Service with a smile is taken literally when service dogs come into play or work. Since dogs are man’s and woman’s best friend, you can’t go wrong choosing them. When I was given this topic, I remembered my good friend Kate Dolan has Oscar, a golden lab service dog. She is 28, has epilepsy and I got to interview her. This is how it went:
Adrian: How does your service dog help you?
Kate: He gives me comfort until help can come. Even though he cannot predict, he supports me if I fall.
Adrian: Do you have any tips to share with people who don’t know anything about service animals or disability?
Kate: There are a lot of service dogs out there for almost anything. Blind, epilepsy, hearing, diabetes and therapy dogs just to name a few. So asking questions is a good way to start.
Adrian: Should people ask permission to pet your service dog?
Kate: Yes. You cannot pet a service dog on duty, but depending on the training, you can pet a therapy dog. Always ask first.
Adrian: Can people ever take off their service dog’s vest and have you ever taken off your dog’s vest?
Kate: Yes they can.
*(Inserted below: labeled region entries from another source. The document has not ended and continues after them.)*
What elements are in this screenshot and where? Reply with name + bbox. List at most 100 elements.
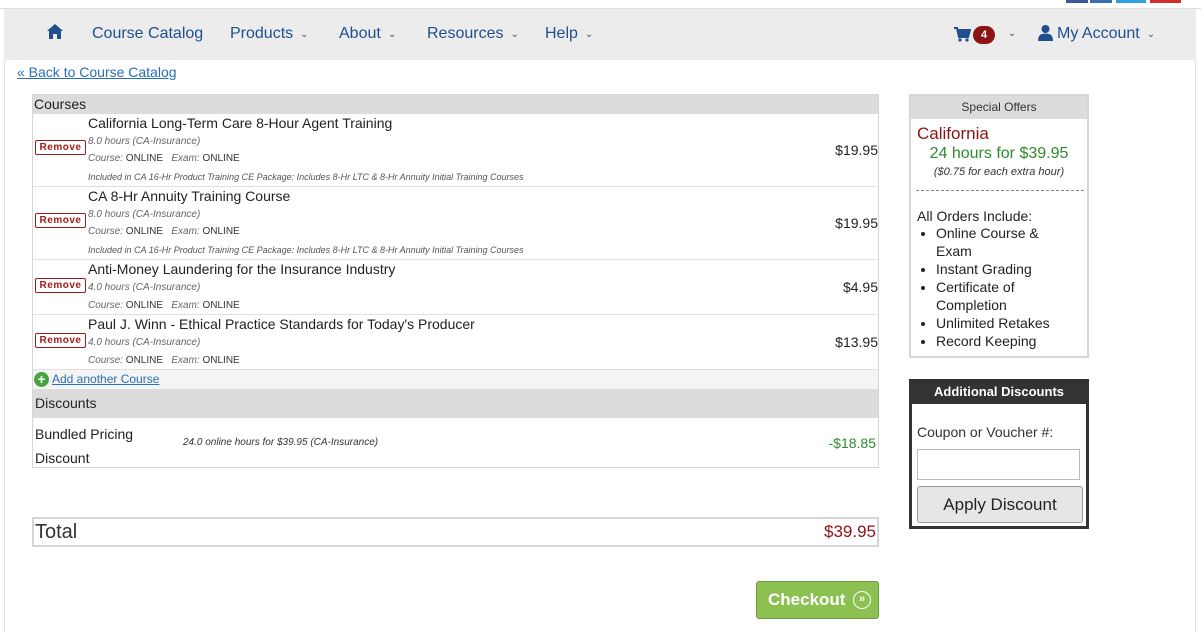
linkedin-icon[interactable] xyxy=(1090,0,1112,3)
list-item: Unlimited Retakes xyxy=(936,314,1077,332)
double-chevron-right-icon: » xyxy=(853,591,871,609)
course-title: CA 8-Hr Annuity Training Course xyxy=(88,188,291,204)
course-row: Remove CA 8-Hr Annuity Training Course 8… xyxy=(33,187,878,260)
facebook-icon[interactable] xyxy=(1066,0,1088,3)
course-price: $19.95 xyxy=(835,142,878,158)
course-mode-label: Course: xyxy=(88,153,124,164)
home-icon[interactable] xyxy=(46,23,66,43)
special-offers-panel: Special Offers California 24 hours for $… xyxy=(909,94,1089,358)
cart-count-badge: 4 xyxy=(973,26,995,44)
list-item: Certificate of Completion xyxy=(936,278,1077,314)
nav-help-label: Help xyxy=(545,25,578,42)
checkout-label: Checkout xyxy=(768,590,846,609)
exam-mode-value: ONLINE xyxy=(202,355,240,366)
exam-mode-label: Exam: xyxy=(171,300,200,311)
chevron-down-icon: ⌄ xyxy=(1146,29,1156,40)
discount-amount: -$18.85 xyxy=(828,435,876,451)
course-title: California Long-Term Care 8-Hour Agent T… xyxy=(88,115,393,131)
twitter-icon[interactable] xyxy=(1116,0,1146,3)
chevron-down-icon: ⌄ xyxy=(300,29,309,40)
course-row: Remove Anti-Money Laundering for the Ins… xyxy=(33,260,878,315)
discount-name: Bundled Pricing Discount xyxy=(35,426,134,466)
course-mode-value: ONLINE xyxy=(125,153,164,164)
chevron-down-icon: ⌄ xyxy=(510,29,519,40)
course-mode-value: ONLINE xyxy=(125,226,164,237)
add-another-course-link[interactable]: Add another Course xyxy=(52,372,159,386)
remove-button[interactable]: Remove xyxy=(35,213,86,228)
package-note: Included in CA 16-Hr Product Training CE… xyxy=(88,245,524,255)
exam-mode-value: ONLINE xyxy=(202,153,240,164)
course-mode-value: ONLINE xyxy=(125,300,164,311)
list-item: Instant Grading xyxy=(936,260,1077,278)
course-price: $19.95 xyxy=(835,215,878,231)
checkout-button[interactable]: Checkout » xyxy=(756,581,879,619)
course-row: Remove Paul J. Winn - Ethical Practice S… xyxy=(33,315,878,370)
course-exam-mode: Course: ONLINE Exam: ONLINE xyxy=(88,153,240,164)
course-mode-label: Course: xyxy=(88,355,124,366)
course-mode-value: ONLINE xyxy=(125,355,164,366)
top-strip xyxy=(0,0,1201,9)
nav-resources-label: Resources xyxy=(427,25,504,42)
user-icon xyxy=(1037,24,1054,46)
coupon-label: Coupon or Voucher #: xyxy=(917,424,1054,440)
exam-mode-value: ONLINE xyxy=(202,300,240,311)
course-title: Anti-Money Laundering for the Insurance … xyxy=(88,261,396,277)
total-row: Total $39.95 xyxy=(32,517,879,547)
exam-mode-value: ONLINE xyxy=(202,226,240,237)
page-border-right xyxy=(1195,60,1196,633)
discounts-header: Discounts xyxy=(33,389,878,418)
nav-resources[interactable]: Resources ⌄ xyxy=(427,25,519,43)
nav-course-catalog-label: Course Catalog xyxy=(92,25,204,42)
additional-discounts-panel: Additional Discounts Coupon or Voucher #… xyxy=(909,379,1089,529)
exam-mode-label: Exam: xyxy=(171,153,200,164)
remove-button[interactable]: Remove xyxy=(35,333,86,348)
nav-my-account[interactable]: My Account ⌄ xyxy=(1057,25,1155,43)
nav-products[interactable]: Products ⌄ xyxy=(230,25,309,43)
list-item: Record Keeping xyxy=(936,332,1077,350)
add-course-row: + Add another Course xyxy=(33,370,878,389)
nav-help[interactable]: Help ⌄ xyxy=(545,25,593,43)
youtube-icon[interactable] xyxy=(1150,0,1181,3)
main-nav: Course Catalog Products ⌄ About ⌄ Resource… xyxy=(4,9,1196,60)
offer-extra-hour-price: ($0.75 for each extra hour) xyxy=(933,166,1065,178)
exam-mode-label: Exam: xyxy=(171,355,200,366)
divider xyxy=(916,190,1084,191)
apply-discount-button[interactable]: Apply Discount xyxy=(917,486,1083,523)
list-item: Online Course & Exam xyxy=(936,224,1077,260)
course-mode-label: Course: xyxy=(88,226,124,237)
course-exam-mode: Course: ONLINE Exam: ONLINE xyxy=(88,226,240,237)
course-hours: 4.0 hours (CA-Insurance) xyxy=(88,337,201,348)
course-row: Remove California Long-Term Care 8-Hour … xyxy=(33,114,878,187)
course-exam-mode: Course: ONLINE Exam: ONLINE xyxy=(88,300,240,311)
remove-button[interactable]: Remove xyxy=(35,140,86,155)
discount-description: 24.0 online hours for $39.95 (CA-Insuran… xyxy=(183,437,379,448)
chevron-down-icon: ⌄ xyxy=(387,29,397,40)
nav-course-catalog[interactable]: Course Catalog xyxy=(92,25,203,43)
total-amount: $39.95 xyxy=(824,522,876,541)
course-hours: 4.0 hours (CA-Insurance) xyxy=(88,282,201,293)
additional-discounts-header: Additional Discounts xyxy=(912,382,1086,404)
course-price: $13.95 xyxy=(835,334,878,350)
includes-title: All Orders Include: xyxy=(917,208,1033,224)
offer-state: California xyxy=(917,124,989,143)
courses-header: Courses xyxy=(33,95,878,114)
courses-table: Courses Remove California Long-Term Care… xyxy=(32,94,879,468)
add-circle-icon[interactable]: + xyxy=(34,372,49,387)
coupon-input[interactable] xyxy=(917,449,1080,480)
nav-my-account-label: My Account xyxy=(1057,25,1140,42)
package-note: Included in CA 16-Hr Product Training CE… xyxy=(88,172,524,182)
discount-row: Bundled Pricing Discount 24.0 online hou… xyxy=(33,418,878,467)
remove-button[interactable]: Remove xyxy=(35,278,86,293)
course-mode-label: Course: xyxy=(88,300,124,311)
cart-button[interactable]: 4 ⌄ xyxy=(954,25,1016,47)
nav-about[interactable]: About ⌄ xyxy=(339,25,396,43)
cart-icon xyxy=(954,27,971,42)
course-hours: 8.0 hours (CA-Insurance) xyxy=(88,209,201,220)
chevron-down-icon: ⌄ xyxy=(1008,28,1017,39)
total-label: Total xyxy=(35,521,78,543)
course-hours: 8.0 hours (CA-Insurance) xyxy=(88,136,201,147)
nav-products-label: Products xyxy=(230,25,294,42)
chevron-down-icon: ⌄ xyxy=(584,29,594,40)
back-to-catalog-link[interactable]: « Back to Course Catalog xyxy=(17,64,177,80)
exam-mode-label: Exam: xyxy=(171,226,200,237)
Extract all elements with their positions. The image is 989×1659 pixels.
When the dog is not on duty and at home, it is possible. It depends on the person’s need or disability. Yes I have taken my service dogs vest off.
The first guide dog was trained at least as long ago as the Middle Ages and probably before that as evidenced by woodcuts depicting dogs guiding the blind.
The first modern guide dogs, what we now think of as guide dogs, were trained during and after WWI in response to the need for guides for soldiers blinded in the war.
“Buddy” the guide of Frank Morris was the first Seeing Eye dog, which was founded in 1929. The Seeing Eye is the oldest guide dog school still in operation.
The following information comes from a legal standpoint:
The Americans with Disabilities Act (ADA) does not require service animals to wear a vest, ID tag, or specific harness. Service animals are animals that are individually trained to perform tasks for people with disabilities such as guiding people who are blind, alerting people who are deaf, pulling wheelchairs, alerting and protecting a person who is having a seizure, or performing other special tasks. Service animals are working animals, not pets.
Under the ADA, businesses and organizations that serve the public must allow people with disabilities to bring their service animals into all areas of the facility where customers are normally allowed to go. This federal law applies to all businesses open to the public, including restaurants, hotels, taxis and shuttles, grocery and department stores, hospitals and medical offices, theaters, health clubs, parks and zoos.
The most common dog breeds that are used as service dogs are Labrador retrievers, golden retrievers and German Shepherds. However, any dog can be used as a service dog. For example, the gentle giant, properly named the Great Dane, has been used as a service dog for an 11-year-old girl with a rare disorder. She has been mostly on crutches, but thanks to one sweet dog, she is moving around. The rest of the story can be found here: http://www.today.com/health/amazing-service-dog-helps-11-year-old-girl-rare-disorder-t55101
Service dogs have been around for a long time, and as time continues, they will continue to help the people they are with. From golden labs and retrievers to German shepherds and even great Danes, service dogs come in all shapes and sizes. Since dogs are man’s and woman’s best friend it only seems fitting for us to let the dogs out.